Expression profile of nsLTPs in tomato

We used available RNA-seq data18 to build a heatmap (Fig. 4) and compare expression patterns (gene expression units RPKM; reads per kilo base per million mapped reads) of tomato nsLTPs in different tissues/organs. Approximately the 72% of nsLTPs were expressed in roots, leaves, buds and flowers. Thirteen genes were largely expressed in one tissue only. Type III nsLTPs were specifically expressed in the bud while ten type XI nsLTPs were specifically expressed in tomato roots. Interestingly, very few nsLTPs were expressed in the fruit. Indeed, we identified only five type I nsLTP genes (namely Solyc10g075070, Solyc10g075090, Solyc10g075100, Solyc10g075110 and Solyc10g075150) that were expressed in the fruit during all the ripening stages.

Figure 4
figure 4

Heatmap representation and hierarchical clustering of tomato nsLTPs across different tomato tissues/organs. The colour bar represents the relative signal intensity of RPKM values. MG = mature green; B = breaker.

Moreover, we used the web tool Tomato Expression Atlas (TEA)23 in order to get additional information on the expression of these five genes in the fruit (see Supplementary Fig. 5). According to the available data on TEA, the genes Solyc10g075070, Solyc10g075090 and Solyc10g075100 were expressed in the pericarp and their expression decreased with ripening. Interestingly, at the red ripe stage, which is the stage of tomato consumption, the gene Solyc10g075090 showed the highest expression in the pericarp compared with all the other genes and it is highly expressed in the outer epidermis. The lowest expression was detected for the genes Solyc10g075110 and Solyc10g075150.

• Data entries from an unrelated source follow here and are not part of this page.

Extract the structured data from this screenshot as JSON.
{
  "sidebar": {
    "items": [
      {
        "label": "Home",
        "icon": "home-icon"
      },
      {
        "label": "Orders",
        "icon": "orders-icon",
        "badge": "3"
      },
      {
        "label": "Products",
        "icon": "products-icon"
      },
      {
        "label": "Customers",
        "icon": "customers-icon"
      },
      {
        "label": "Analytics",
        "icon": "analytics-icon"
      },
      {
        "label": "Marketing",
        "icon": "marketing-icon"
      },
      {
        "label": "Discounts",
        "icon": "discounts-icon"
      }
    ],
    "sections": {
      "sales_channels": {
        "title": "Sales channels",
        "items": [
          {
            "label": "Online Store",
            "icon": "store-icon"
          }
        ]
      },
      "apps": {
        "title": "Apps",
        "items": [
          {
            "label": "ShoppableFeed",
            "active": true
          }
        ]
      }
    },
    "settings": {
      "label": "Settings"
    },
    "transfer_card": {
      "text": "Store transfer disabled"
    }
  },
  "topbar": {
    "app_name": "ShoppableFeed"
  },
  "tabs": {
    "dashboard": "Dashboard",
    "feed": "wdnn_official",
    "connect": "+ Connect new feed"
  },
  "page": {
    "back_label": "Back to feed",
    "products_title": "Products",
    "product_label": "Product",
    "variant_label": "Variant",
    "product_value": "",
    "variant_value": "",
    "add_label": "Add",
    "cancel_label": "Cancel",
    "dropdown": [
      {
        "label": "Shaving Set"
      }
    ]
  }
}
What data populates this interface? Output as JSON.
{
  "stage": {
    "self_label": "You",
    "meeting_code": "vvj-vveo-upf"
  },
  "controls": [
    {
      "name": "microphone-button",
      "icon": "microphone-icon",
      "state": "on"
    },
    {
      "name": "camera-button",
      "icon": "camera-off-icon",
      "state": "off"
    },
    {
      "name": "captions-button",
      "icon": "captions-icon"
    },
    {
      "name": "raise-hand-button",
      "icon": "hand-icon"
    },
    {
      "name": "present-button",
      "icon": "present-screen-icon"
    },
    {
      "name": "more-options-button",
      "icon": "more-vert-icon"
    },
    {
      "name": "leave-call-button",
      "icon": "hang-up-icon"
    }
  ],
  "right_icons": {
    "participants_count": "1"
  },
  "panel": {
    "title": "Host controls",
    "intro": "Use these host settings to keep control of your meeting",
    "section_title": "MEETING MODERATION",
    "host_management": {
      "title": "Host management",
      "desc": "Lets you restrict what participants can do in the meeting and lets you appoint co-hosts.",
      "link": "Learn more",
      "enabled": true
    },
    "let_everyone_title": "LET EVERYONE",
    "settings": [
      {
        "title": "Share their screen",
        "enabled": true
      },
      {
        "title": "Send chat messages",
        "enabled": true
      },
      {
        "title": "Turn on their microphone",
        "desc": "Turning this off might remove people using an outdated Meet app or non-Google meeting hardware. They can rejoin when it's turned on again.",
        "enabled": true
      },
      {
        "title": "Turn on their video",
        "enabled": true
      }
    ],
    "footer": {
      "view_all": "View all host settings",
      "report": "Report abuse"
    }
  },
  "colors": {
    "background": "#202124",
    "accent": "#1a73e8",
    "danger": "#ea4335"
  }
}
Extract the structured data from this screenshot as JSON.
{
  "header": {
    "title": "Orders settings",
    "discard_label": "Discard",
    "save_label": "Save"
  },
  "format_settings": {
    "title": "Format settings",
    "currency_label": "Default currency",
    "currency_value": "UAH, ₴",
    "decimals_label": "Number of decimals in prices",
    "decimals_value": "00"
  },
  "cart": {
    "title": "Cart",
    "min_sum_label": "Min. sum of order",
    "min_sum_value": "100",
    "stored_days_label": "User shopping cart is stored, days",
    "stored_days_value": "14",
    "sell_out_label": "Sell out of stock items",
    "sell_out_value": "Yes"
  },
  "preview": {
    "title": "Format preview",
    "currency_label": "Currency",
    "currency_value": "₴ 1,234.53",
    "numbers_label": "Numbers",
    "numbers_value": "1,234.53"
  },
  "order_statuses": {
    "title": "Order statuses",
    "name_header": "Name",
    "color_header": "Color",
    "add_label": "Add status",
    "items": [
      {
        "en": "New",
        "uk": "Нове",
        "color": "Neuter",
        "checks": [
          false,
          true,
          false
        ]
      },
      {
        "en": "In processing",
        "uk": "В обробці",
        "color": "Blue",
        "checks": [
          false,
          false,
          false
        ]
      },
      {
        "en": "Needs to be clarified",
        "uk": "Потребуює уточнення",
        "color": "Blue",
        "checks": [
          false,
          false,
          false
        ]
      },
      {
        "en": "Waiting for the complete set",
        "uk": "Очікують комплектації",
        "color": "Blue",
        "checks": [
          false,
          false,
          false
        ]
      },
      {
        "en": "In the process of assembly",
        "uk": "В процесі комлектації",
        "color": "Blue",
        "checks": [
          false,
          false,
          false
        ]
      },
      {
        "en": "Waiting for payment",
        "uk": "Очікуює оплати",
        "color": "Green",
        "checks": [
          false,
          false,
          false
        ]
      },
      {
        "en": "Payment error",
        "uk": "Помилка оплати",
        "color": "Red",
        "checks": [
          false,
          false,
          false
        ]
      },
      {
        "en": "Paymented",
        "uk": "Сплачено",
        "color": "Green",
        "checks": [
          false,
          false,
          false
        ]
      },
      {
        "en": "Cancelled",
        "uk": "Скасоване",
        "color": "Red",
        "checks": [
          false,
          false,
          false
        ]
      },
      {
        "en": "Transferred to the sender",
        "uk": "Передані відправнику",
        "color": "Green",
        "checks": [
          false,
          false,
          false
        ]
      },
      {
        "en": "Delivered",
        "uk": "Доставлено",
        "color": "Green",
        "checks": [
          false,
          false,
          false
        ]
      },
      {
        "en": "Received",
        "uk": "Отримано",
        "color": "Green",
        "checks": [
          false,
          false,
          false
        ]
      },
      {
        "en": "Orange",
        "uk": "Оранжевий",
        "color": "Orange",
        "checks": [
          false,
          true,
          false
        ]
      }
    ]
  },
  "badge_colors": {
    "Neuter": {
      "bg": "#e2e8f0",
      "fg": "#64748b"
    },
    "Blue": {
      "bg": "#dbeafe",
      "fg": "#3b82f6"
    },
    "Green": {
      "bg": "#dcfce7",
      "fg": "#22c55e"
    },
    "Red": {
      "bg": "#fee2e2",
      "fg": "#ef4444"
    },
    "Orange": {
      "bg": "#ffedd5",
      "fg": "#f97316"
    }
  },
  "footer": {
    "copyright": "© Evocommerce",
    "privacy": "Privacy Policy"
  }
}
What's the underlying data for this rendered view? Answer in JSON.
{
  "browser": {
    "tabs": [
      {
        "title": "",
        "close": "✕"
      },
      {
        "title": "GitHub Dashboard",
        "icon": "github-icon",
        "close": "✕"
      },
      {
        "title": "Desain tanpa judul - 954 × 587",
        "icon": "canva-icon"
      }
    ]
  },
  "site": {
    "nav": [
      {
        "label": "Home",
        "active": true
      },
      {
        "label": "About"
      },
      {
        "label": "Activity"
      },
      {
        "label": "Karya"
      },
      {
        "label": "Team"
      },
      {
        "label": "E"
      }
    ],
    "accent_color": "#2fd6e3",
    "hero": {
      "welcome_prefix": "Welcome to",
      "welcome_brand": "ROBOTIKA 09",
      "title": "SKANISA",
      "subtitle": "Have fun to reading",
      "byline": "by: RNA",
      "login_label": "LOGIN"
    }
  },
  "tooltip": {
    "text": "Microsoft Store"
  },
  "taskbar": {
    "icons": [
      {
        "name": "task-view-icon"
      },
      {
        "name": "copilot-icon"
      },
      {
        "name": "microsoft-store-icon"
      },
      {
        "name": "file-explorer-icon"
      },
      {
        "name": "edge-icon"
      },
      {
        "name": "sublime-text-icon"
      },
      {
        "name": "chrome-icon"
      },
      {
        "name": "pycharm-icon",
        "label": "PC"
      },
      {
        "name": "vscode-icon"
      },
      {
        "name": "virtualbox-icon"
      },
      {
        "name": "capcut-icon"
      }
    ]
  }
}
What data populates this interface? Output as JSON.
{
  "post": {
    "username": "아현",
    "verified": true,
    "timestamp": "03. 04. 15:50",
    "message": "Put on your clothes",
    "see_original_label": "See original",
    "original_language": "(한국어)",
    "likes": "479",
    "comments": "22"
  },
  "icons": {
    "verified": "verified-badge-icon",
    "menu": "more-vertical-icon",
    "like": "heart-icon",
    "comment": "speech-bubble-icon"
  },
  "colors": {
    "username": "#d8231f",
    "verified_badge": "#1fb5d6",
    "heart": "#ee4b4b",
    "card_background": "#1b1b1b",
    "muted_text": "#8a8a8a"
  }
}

The expression of these five genes was further analysed by Real-Time PCR during three stages of berry development/ripening (mature green, breaker and red ripe) and in two different tissues (flesh and epicarp) (Fig. 5). All the genes under investigation were more expressed in the epicarp compared with the flesh. Significant changes in their expression were detected during tomato fruit ripening, with the highest levels of expression at the mature green stage. The gene Solyc10g075070 had a lower expression in the flesh at the breaker stage while it had a higher expression in the epicarp of green and breaker tomato fruits. The gene Solyc10g075090 had a higher expression in the epicarp at the mature green stage, while no difference in gene expression in the flesh was observed between the three ripening stages. The gene Solyc10g075100 showed higher expression in both tissues at the mature green stage and was generally more expressed in the epicarp compared with the flesh. The same gene expression pattern was registered for the Solyc10g075110 gene with the exception of flesh at the breaker stage. Finally, the gene Solyc10g075150 showed a lower level of expression in the epicarp at the red ripe stage and in the flesh at the breaker stage.

Figure 5
figure 5

Relative RNA accumulation of five nsLTP genes in tomato fruits at different ripening stages. Expression of genes in tomato epicarp (E) and flesh (F) is in comparison with that in the flesh of tomato at the red ripe stage (MG = mature green; BR = breaker; RR = red ripe). Values are means ± SD of three independent experiments (n = 3). Values with different letters are significantly different (p < 0.05; ANOVA).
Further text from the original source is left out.